"Senti, parliamoci chiaro. Cosa vuoi fare? Vuoi restare, vuoi andare, vuoi viaggiare?
Vuoi restare sola in questa città, che è piena di ricordi, di persone che se ne sono andate e non tornano più? Vuoi passare un altro anno della tua vita a fare le stesse cose, sugli stessi autobus, a camminare sulle stesse strade, a respirare la stessa aria? E dimmi, sei contenta? Sei felice della tua vita? Sei soddisfatta di quello che hai fatto, stai facendo? E i tuoi progetti?"
Quando qualcuno vi pone domande del genere, ci si mette sempre sulla difensiva.
Ci si mette quella faccia del tipo: "ma cosa vuole questo oh, ma i cazzi suoi mai, ma che pensi a se stesso che io sto tanto bene qui, a fare la mia vita, ora è arrivato questo, il moralizzatore, l'analizzatore del centimetro di vita, il programmatore di progetti meravigliosi."
In realtà è perché domande del genere smuovono sempre qualcosa, pensieri, parole, idee che c'erano una volta e che sono state accantonate per un po' perché chi lo paga l'affitto? E chi si fa una carriera? E chi trova lavoro? E chi, chi, chi?
Il 2013 è iniziato e questo gennaio infinito mi sta mettendo addosso dubbi di ogni genere.
I miei dubbi su Londra sono rimasti da quel lontano giorno di luglio, quando, seduta su una scrivania in un ufficio che non mi piaceva, a fare un lavoro pagato bene che mi uccideva le idee, piangevo silenziosamente la mancanza di molte cose. La cattiveria di questa città. La capacità incredibile che ha Londra di renderti cinico, impassibile, impenetrabile. Quando piangevo silenziosamente l'ennesimo momento di transizione che Londra mi ha costretta ad affrontare.

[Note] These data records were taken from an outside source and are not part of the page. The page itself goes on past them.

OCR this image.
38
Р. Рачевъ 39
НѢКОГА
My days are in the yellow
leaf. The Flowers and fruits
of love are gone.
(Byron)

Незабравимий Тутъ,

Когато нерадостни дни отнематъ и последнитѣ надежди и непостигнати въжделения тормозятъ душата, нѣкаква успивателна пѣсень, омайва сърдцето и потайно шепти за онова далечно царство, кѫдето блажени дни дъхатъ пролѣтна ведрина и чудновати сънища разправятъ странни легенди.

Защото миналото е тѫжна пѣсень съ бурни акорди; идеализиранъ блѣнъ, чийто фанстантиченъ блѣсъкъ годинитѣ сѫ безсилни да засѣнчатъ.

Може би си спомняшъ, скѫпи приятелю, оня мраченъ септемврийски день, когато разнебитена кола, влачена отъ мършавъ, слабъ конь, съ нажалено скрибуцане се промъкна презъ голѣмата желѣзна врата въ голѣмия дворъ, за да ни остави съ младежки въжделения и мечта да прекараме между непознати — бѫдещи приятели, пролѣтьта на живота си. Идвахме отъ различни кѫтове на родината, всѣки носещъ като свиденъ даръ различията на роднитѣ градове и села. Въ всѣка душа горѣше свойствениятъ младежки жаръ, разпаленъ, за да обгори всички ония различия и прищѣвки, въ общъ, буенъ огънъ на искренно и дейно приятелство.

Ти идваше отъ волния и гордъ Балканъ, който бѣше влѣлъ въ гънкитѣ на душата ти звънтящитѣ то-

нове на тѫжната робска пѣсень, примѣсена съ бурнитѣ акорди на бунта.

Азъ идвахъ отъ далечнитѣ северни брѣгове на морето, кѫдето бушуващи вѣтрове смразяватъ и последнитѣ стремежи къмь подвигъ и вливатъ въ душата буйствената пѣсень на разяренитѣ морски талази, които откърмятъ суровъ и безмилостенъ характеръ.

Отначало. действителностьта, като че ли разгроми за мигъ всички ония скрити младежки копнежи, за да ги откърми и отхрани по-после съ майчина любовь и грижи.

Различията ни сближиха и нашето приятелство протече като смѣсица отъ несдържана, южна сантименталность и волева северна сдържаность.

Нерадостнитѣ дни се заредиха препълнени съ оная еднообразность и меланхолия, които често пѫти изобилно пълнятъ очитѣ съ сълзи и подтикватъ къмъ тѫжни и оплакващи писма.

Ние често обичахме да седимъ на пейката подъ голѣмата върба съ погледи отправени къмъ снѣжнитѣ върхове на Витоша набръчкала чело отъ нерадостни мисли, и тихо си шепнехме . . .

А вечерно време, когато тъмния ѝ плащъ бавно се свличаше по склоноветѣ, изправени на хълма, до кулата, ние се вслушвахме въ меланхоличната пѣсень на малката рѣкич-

E allora facciamolo, parliamoci chiaro.
Io amo Londra, mi ha cambiata. Mi ha resa quella che sono ora, mi ha fatto crescere come nessun'altro e mi ha aperto gli occhi. Mi ha fatto diventare una persona migliore.
Ma. C'è sempre un ma.
Sono qui da tre anni. E tre anni sono tanti, sapete. E anche se sono volati, sono tanti.

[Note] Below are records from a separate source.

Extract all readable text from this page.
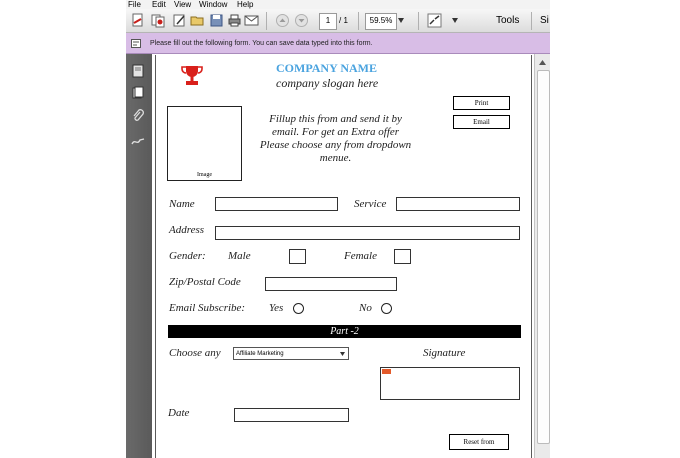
File Edit View Window Help
1	/ 1	59.5%	Tools Si
Please fill out the following form. You can save data typed into this form.
COMPANY NAME
company slogan here
Print
Email
Image
Fillup this from and send it by email. For get an Extra offer Please choose any from dropdown menue.
Name	Service
Address
Gender: Male	Female
Zip/Postal Code
Email Subscribe: Yes	No
Part -2
Choose any	Affiliate Marketing	Signature
Date
Reset from
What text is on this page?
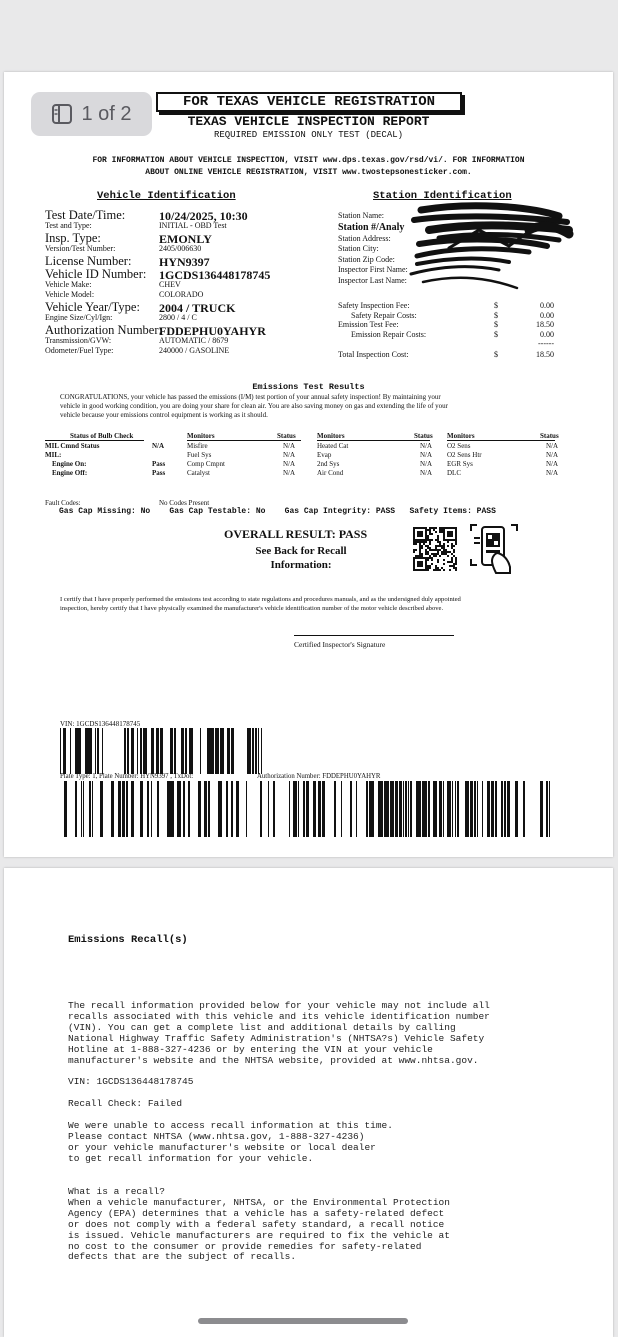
FOR TEXAS VEHICLE REGISTRATION
TEXAS VEHICLE INSPECTION REPORT
REQUIRED EMISSION ONLY TEST (DECAL)
FOR INFORMATION ABOUT VEHICLE INSPECTION, VISIT www.dps.texas.gov/rsd/vi/. FOR INFORMATION
ABOUT ONLINE VEHICLE REGISTRATION, VISIT www.twostepsonesticker.com.
Vehicle Identification	Station Identification
Emissions Test Results
CONGRATULATIONS, your vehicle has passed the emissions (I/M) test portion of your annual safety inspection! By maintaining your
vehicle in good working condition, you are doing your share for clean air. You are also saving money on gas and extending the life of your
vehicle because your emissions control equipment is working as it should.
Fault Codes:	No Codes Present
Gas Cap Missing: No    Gas Cap Testable: No    Gas Cap Integrity: PASS   Safety Items: PASS
OVERALL RESULT: PASS
See Back for Recall
Information:
I certify that I have properly performed the emissions test according to state regulations and procedures manuals, and as the undersigned duly appointed
inspection, hereby certify that I have physically examined the manufacturer's vehicle identification number of the motor vehicle described above.
Certified Inspector's Signature
VIN: 1GCDS136448178745
Plate Type: 1, Plate Number: HYN9397 , TxDot:	Authorization Number: FDDEPHU0YAHYR
Test Date/Time:	10/24/2025, 10:30
Test and Type:	INITIAL - OBD Test
Insp. Type:	EMONLY
Version/Test Number:	2405/006630
License Number: HYN9397
Vehicle ID Number: 1GCDS136448178745
Vehicle Make:	CHEV
Vehicle Model:	COLORADO
Vehicle Year/Type: 2004 / TRUCK
Engine Size/Cyl/Ign:	2800 / 4 / C
Authorization Number:
FDDEPHU0YAHYR
Transmission/GVW:	AUTOMATIC / 8679
Odometer/Fuel Type:	240000 / GASOLINE
Station Name:
Station #/Analy
Station Address:
Station City:
Station Zip Code:
Inspector First Name:
Inspector Last Name:
Safety Inspection Fee:	$	0.00
Safety Repair Costs:	$	0.00
Emission Test Fee:	$	18.50
Emission Repair Costs:	$	0.00
------
Total Inspection Cost:	$	18.50
Status of Bulb Check
MIL Cmnd Status	N/A
MIL:
Engine On:	Pass
Engine Off:	Pass
Monitors	Status
Misfire	N/A
Fuel Sys	N/A
Comp Cmpnt	N/A
Catalyst	N/A
Monitors	Status
Heated Cat	N/A
Evap	N/A
2nd Sys	N/A
Air Cond	N/A
Monitors	Status
O2 Sens	N/A
O2 Sens Htr	N/A
EGR Sys	N/A
DLC	N/A
Emissions Recall(s)
The recall information provided below for your vehicle may not include all
recalls associated with this vehicle and its vehicle identification number
(VIN). You can get a complete list and additional details by calling
National Highway Traffic Safety Administration's (NHTSA?s) Vehicle Safety
Hotline at 1-888-327-4236 or by entering the VIN at your vehicle
manufacturer's website and the NHTSA website, provided at www.nhtsa.gov.
VIN: 1GCDS136448178745
Recall Check: Failed
We were unable to access recall information at this time.
Please contact NHTSA (www.nhtsa.gov, 1-888-327-4236)
or your vehicle manufacturer's website or local dealer
to get recall information for your vehicle.
What is a recall?
When a vehicle manufacturer, NHTSA, or the Environmental Protection
Agency (EPA) determines that a vehicle has a safety-related defect
or does not comply with a federal safety standard, a recall notice
is issued. Vehicle manufacturers are required to fix the vehicle at
no cost to the consumer or provide remedies for safety-related
defects that are the subject of recalls.
1 of 2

E sono volati così in fretta che ora ho quasi ventotto anni. E quando sono arrivata ne avevo venticinque, e poche idee in testa, e una grande confusione.

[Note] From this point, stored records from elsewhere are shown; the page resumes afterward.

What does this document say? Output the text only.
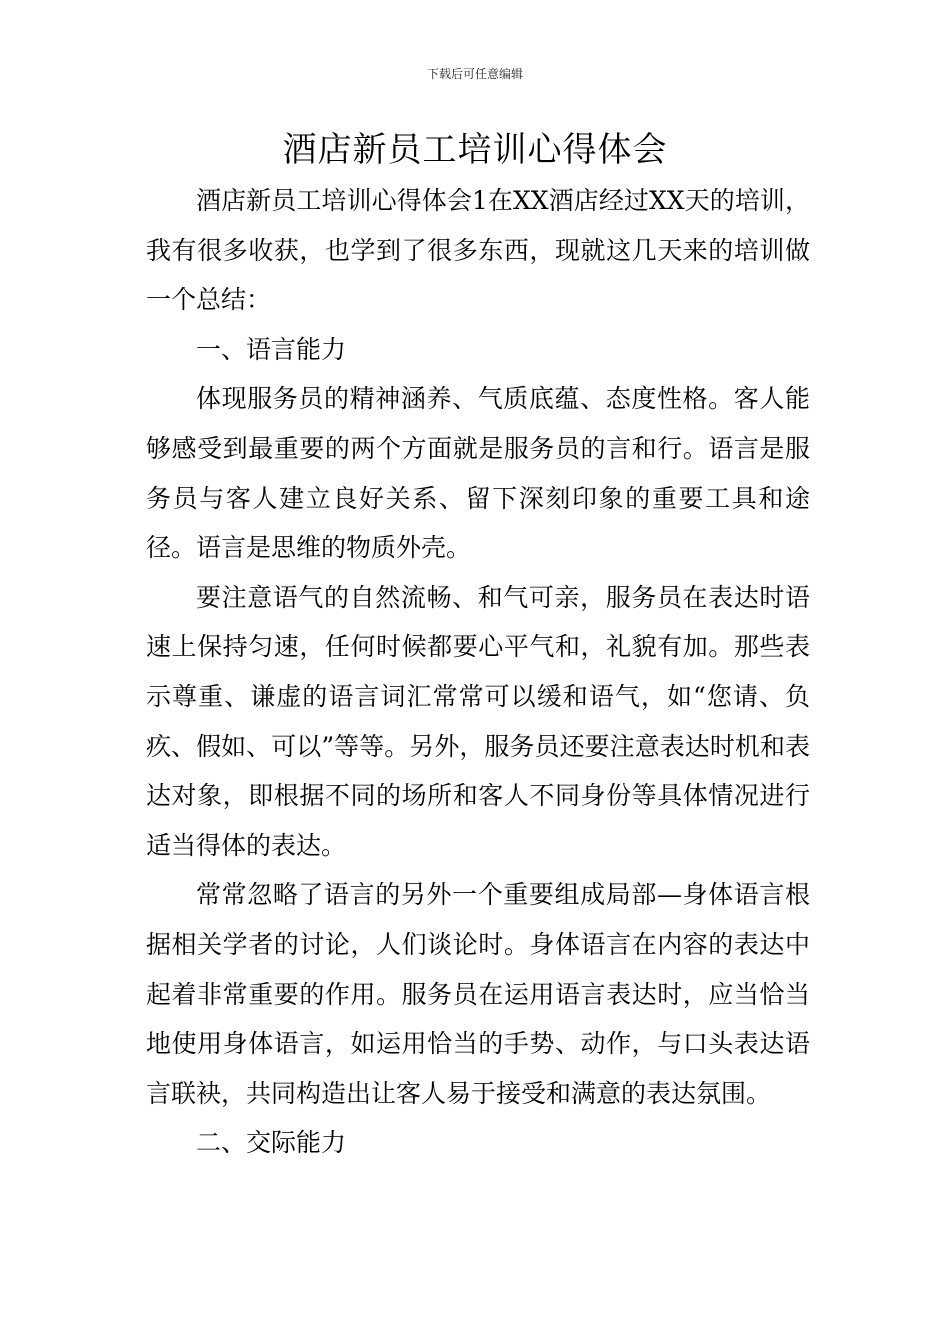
下载后可任意编辑
酒店新员工培训心得体会

酒店新员工培训心得体会1在XX酒店经过XX天的培训，我有很多收获，也学到了很多东西，现就这几天来的培训做一个总结：

一、语言能力

体现服务员的精神涵养、气质底蕴、态度性格。客人能够感受到最重要的两个方面就是服务员的言和行。语言是服务员与客人建立良好关系、留下深刻印象的重要工具和途径。语言是思维的物质外壳。

要注意语气的自然流畅、和气可亲，服务员在表达时语速上保持匀速，任何时候都要心平气和，礼貌有加。那些表示尊重、谦虚的语言词汇常常可以缓和语气，如“您请、负疚、假如、可以”等等。另外，服务员还要注意表达时机和表达对象，即根据不同的场所和客人不同身份等具体情况进行适当得体的表达。

常常忽略了语言的另外一个重要组成局部—身体语言根据相关学者的讨论，人们谈论时。身体语言在内容的表达中起着非常重要的作用。服务员在运用语言表达时，应当恰当地使用身体语言，如运用恰当的手势、动作，与口头表达语言联袂，共同构造出让客人易于接受和满意的表达氛围。

二、交际能力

In tre anni ho fatto così tante cose che qualche volta mi stanco solo a pensarle.
Ho visto persone andare e persone non tornare.
Ho cambiato lavori, ho cambiato case, ho cambiato coinquilini, ho cambiato colleghi.
Ho cambiato fidanzati tremendi e sperimentato tradimenti incredibili.
Mi sono innamorata e mi sono disinnamorata così tante volte che non mi ricordo più come si ama davvero.
Ho rincorso autobus, metro, taxi, aerei, persone.
Ora vi parlerò chiaro. Sono stanca. Stanca di vedere persone partire, e cominciare nuove vite, e io invece sono sempre qui. Sempre qui nella mia amata Londra, con le mie due coinquiline con cui comunico via email. Con il mio lavoro molto carino ma che non è quello che voglio fare per sempre.
Sono stanca di tornare a casa e vedere nella doccia peli altrui. Voglio vederci i miei, di peli, al massimo.
Sono stanca di progettare qualcosa ore ed ore prima, perché altrimenti la metro non va e l'autobus ci mette tre ore e poi inizio a lavorare alle 18 e allora non faccio niente. E non posso vederti oggi, ti vedo il 15 del mese prossimo. E non posso venire. Ci metto troppo a tornare a casa.
E allora vorrei impacchettare i miei 8 scatoloni e le mie due valigie, i miei tre anni qui, e ricominciare da un'altra parte. Vorrei farlo davvero.
Ma la verità è che ho paura.
Ho una paura fottuta di cambiare le cose. Di cambiare città, di cambiare casa, di buttarmi e provare cose nuove, di viaggiare. Ho paura che una volta presa una decisione, le conseguenze siano troppo grandi.
Perché a Londra so che cosa fare. E in altri posti no. Perché a Londra è tutto sicuro, o quasi.
Perché correre non mi fa più effetto.
Ma forse non mi va più.
"Dici che è vero che mi abituo alle cose, che mi abituo a stare senza le persone, che mi abituo ai posti e che niente mi fa più effetto?"
"Non si chiama abitudine. Si chiama sapersi adattare. Tu ti adatti, non ti abitui. Altrimenti non ti chiederesti mai nulla."